A student learning how to interpret customer data can apply that thinking to digital marketing campaigns.
Someone learning how to use AI to accelerate a research workflow can potentially transfer those skills into other knowledge-intensive professional environments.
His Earlier Experience in Digital Marketing
Kongnyuy's interest in practical digital skills predates his data-analysis training.
In 2023, he worked for three months as a volunteer digital marketer, collaborating with digital marketing officer Simplice Sikadi.
During that period, Kongnyuy says the team used social media and telemarketing as part of a student-acquisition campaign that contributed to the enrolment of more than 100 students.
The students acquired through the campaign included undergraduate and postgraduate students as well as learners interested in professional and international programmes such as ACCA and CIA.
The figures are based on Kongnyuy's account of the campaign and would ideally be supported by institutional records if used as a formal case study.
Nevertheless, the experience illustrates the practical connection between marketing and data.
Campaigns generate information. Marketers need to understand that information to decide which audiences to target, which messages to improve and where resources should be allocated.
Why Practical Data Skills Matter
The growing importance of data skills is not limited to universities.
Businesses, NGOs, researchers and public institutions increasingly work with information that must be interpreted before it can support a decision.
That creates demand for people who can move between raw information and useful insight.
In academic settings, this means understanding how to analyse and communicate research findings.
In business, it can mean understanding customers, measuring campaigns or evaluating market opportunities.
The underlying skill is similar: knowing how to ask the right question, work with appropriate evidence and interpret the result responsibly.
Building Skills Beyond the Classroom
What makes Kongnyuy's training approach notable is its combination of several areas that are often taught separately.
Students can encounter statistical analysis, research writing, digital tools, artificial intelligence and marketing within the same learning environment.
That combination reflects a broader change in the skills required by students and young professionals.
Being able to collect information is no longer enough.
Being able to analyse it is increasingly important.
And being able to communicate what the analysis means may be just as important as producing the analysis itself.
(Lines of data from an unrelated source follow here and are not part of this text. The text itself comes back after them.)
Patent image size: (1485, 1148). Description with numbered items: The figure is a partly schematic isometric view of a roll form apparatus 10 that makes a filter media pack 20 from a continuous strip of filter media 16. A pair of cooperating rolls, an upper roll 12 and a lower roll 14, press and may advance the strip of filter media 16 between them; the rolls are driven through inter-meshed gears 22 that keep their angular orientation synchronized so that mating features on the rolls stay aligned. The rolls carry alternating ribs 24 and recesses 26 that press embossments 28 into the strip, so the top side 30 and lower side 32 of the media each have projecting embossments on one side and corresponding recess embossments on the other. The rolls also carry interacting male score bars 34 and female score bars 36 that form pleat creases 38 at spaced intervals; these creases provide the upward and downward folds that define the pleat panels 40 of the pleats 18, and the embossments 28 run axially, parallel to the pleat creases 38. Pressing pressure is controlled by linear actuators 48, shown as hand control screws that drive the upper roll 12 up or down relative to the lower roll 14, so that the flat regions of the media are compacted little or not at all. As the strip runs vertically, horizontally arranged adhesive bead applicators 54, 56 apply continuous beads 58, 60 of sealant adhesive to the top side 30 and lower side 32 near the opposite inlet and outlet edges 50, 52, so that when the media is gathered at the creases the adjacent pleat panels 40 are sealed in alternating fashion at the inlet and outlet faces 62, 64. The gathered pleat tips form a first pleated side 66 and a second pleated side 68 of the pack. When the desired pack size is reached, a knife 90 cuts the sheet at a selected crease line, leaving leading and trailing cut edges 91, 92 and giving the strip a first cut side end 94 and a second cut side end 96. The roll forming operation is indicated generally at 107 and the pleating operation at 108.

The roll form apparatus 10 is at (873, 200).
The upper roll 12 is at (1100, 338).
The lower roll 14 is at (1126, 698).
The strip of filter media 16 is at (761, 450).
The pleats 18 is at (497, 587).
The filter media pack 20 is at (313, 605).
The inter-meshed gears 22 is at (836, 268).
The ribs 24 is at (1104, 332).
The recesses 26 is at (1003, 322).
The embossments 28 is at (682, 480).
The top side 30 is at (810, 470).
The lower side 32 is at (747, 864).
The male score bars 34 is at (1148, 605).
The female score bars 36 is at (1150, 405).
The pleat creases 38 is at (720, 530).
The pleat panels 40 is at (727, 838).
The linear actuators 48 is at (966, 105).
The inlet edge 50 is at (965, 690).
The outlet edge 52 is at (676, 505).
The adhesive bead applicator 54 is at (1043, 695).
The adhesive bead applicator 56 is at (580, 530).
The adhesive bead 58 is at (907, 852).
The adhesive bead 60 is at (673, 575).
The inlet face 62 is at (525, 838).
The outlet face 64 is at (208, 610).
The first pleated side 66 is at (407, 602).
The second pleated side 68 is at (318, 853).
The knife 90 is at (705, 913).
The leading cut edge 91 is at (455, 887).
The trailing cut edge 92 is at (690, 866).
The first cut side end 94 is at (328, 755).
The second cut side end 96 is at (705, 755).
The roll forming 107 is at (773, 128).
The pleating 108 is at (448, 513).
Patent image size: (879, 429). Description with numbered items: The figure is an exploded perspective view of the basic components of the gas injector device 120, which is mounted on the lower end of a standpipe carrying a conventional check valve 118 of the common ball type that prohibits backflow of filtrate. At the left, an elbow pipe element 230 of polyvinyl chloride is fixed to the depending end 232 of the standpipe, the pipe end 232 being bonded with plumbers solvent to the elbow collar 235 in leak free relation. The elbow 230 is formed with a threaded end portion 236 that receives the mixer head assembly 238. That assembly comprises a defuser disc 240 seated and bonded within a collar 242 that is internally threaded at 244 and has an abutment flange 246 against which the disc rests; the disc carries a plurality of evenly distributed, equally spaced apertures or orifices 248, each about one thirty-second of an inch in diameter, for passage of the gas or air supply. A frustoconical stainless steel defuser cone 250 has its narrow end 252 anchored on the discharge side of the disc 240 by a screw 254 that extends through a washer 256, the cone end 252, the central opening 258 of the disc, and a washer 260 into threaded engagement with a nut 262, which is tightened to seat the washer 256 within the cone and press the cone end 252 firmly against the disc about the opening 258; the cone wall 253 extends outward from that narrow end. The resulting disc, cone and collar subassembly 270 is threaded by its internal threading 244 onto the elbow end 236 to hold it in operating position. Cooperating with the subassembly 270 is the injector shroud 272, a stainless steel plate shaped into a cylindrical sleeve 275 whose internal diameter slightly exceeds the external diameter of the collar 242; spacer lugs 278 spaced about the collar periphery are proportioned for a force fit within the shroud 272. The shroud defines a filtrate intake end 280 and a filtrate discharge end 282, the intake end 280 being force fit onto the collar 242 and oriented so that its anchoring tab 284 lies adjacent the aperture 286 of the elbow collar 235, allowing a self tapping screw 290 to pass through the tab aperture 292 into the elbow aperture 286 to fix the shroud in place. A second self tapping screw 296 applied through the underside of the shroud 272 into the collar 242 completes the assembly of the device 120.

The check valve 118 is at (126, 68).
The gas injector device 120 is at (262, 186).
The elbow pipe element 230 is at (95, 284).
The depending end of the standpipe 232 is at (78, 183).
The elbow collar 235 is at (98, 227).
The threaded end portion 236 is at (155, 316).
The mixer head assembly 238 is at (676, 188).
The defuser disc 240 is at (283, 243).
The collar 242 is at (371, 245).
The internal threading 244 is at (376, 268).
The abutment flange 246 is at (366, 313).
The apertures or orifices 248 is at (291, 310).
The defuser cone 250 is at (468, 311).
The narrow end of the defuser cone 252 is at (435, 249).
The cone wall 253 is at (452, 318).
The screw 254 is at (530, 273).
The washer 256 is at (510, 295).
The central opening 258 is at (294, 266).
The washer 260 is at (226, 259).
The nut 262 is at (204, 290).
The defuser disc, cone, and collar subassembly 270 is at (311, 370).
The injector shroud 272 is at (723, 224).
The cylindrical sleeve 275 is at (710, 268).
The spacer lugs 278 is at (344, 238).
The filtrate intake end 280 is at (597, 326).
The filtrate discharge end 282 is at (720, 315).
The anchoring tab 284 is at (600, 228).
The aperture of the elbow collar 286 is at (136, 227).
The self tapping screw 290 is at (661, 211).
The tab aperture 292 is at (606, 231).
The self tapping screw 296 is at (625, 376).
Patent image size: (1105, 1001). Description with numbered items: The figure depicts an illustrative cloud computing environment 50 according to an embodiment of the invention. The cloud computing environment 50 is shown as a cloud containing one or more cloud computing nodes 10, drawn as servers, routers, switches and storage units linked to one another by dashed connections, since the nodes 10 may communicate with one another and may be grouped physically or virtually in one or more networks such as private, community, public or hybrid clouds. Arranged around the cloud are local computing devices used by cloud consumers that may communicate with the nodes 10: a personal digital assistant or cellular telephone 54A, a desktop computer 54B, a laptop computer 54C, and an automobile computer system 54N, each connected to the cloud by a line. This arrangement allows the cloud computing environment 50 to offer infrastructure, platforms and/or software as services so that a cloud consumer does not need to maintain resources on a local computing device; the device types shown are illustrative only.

From Bamenda to a Wider Professional Audience
Kongnyuy's work also illustrates a wider story about professional development in Cameroon's digital economy.
Professionals are increasingly combining academic knowledge with practical digital skills, while students are looking for training that connects university assignments with the tools they may eventually use in the workplace.
For someone whose professional background began in digital marketing, the move into data-analysis training represents less of a departure than it might initially appear.
Marketing, research and business strategy all depend on the ability to understand information and turn it into decisions.
What Comes Next
As artificial intelligence continues to change how research and business analysis are conducted, the challenge for trainers will be to ensure that technology improves analytical ability rather than replacing it.
For students, this means learning both the tools and the reasoning behind them.
For professionals, it means becoming comfortable working with data while maintaining the judgement required to interpret it.
Kongnyuy's work since 2023 sits within this transition.
From five training cohorts and more than 50 direct trainees to research support for more than 100 students, his activities reflect a growing demand among Cameroonian students for practical help with data, research and digital tools.
His story is ultimately less about one software package or one training programme and more about a broader shift: students are increasingly expected to understand data, communicate evidence and use technology effectively.
For professionals working across research, marketing and business, those skills are becoming increasingly difficult to separate.